The trendline. A trendline is a main initial element for the price chart analysis. While the market moves in any direction not along a straight line but along a zigzag, the mutual placement of upper and bottom points of those zigzags permits to plot a line connecting the significant highs (peaks) or the significant lows (troughs) of an appropriate zigzag using technical tools of the computer program.

To draw a trendline only two points are necessary and the third one is the contact point confirmation. On a bullish trend chart it should be drawn using troughs, on a bearish using peaks. The trendline and a line which is about parallel to it and drawn on the opposite side (through peaks on a bullish trend and through troughs on a bearish) form the trade channel. Both lines are then channel's borders.

Lines of support and resistance. The upper and the bottom borders of trade channels are called accordingly support and resistance lines. The peaks represent the price levels at which the selling pressure exceeds the buying pressure. They are known as resistance levels. The troughs, on the other hand, represent the levels at which the selling pressure succumbs to the buying pressure. They are called support levels. In an uptrend, the consecutive support and resistance levels must exceed each other respectively. The reverse is true in a downtrend. Although minor exceptions are acceptable, these failures should be considered as warning signals for trend changing.

The significance of trends is a function of time and volume. The longer the prices bounce off the support and resistance levels, the more significant the trend becomes. Trading volume is also very important, especially at the critical support and resistance levels. When the currency bounces off these levels under heavy volume, the significance of the trend increases.

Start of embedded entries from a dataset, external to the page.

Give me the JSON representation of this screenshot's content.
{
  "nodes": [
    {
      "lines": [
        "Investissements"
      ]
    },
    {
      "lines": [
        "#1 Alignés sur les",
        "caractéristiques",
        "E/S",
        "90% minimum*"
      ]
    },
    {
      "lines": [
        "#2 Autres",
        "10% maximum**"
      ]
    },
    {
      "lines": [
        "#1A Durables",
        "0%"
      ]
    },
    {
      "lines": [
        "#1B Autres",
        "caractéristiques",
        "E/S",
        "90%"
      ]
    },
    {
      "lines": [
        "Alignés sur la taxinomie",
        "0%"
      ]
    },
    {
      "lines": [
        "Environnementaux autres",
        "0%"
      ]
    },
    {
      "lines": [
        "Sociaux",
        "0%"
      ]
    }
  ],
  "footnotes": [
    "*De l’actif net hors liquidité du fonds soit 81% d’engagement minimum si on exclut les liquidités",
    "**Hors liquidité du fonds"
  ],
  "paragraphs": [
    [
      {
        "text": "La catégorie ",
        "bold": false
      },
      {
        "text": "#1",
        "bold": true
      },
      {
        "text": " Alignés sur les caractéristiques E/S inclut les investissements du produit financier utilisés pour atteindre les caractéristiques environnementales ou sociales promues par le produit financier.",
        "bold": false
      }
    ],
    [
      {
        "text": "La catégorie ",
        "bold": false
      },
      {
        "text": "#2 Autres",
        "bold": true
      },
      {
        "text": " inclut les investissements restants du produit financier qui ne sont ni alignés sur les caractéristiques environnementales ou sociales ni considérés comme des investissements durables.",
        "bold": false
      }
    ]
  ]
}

The importance of support and resistance levels goes beyond their original functions. If these levels are convincingly penetrated, they tend to turn into just the opposite. A firm support level, once it is penetrated on heavy volume, will likely turn into a strong resistance level. Conversely, a strong resistance turns into a firm support after being penetrated. In general, to evaluate the reliability (that is the possibility of a break) of the trade channel borders taking a decision to close or to save an existing position one should govern himself with following rules:

  1. A channel is the more reliable the longer it exists. Hence, the solidity of very old channels (e.g. existing more than 1 year) decreased sharply.
  2. A channel is the more reliable the more is his width.
  3. The resistance may be broken if it is bounced on the background of a growing volume.
  4. A steep channel is less reliable in compare to a gentle one.
  5. The support may be broken independent on the volume.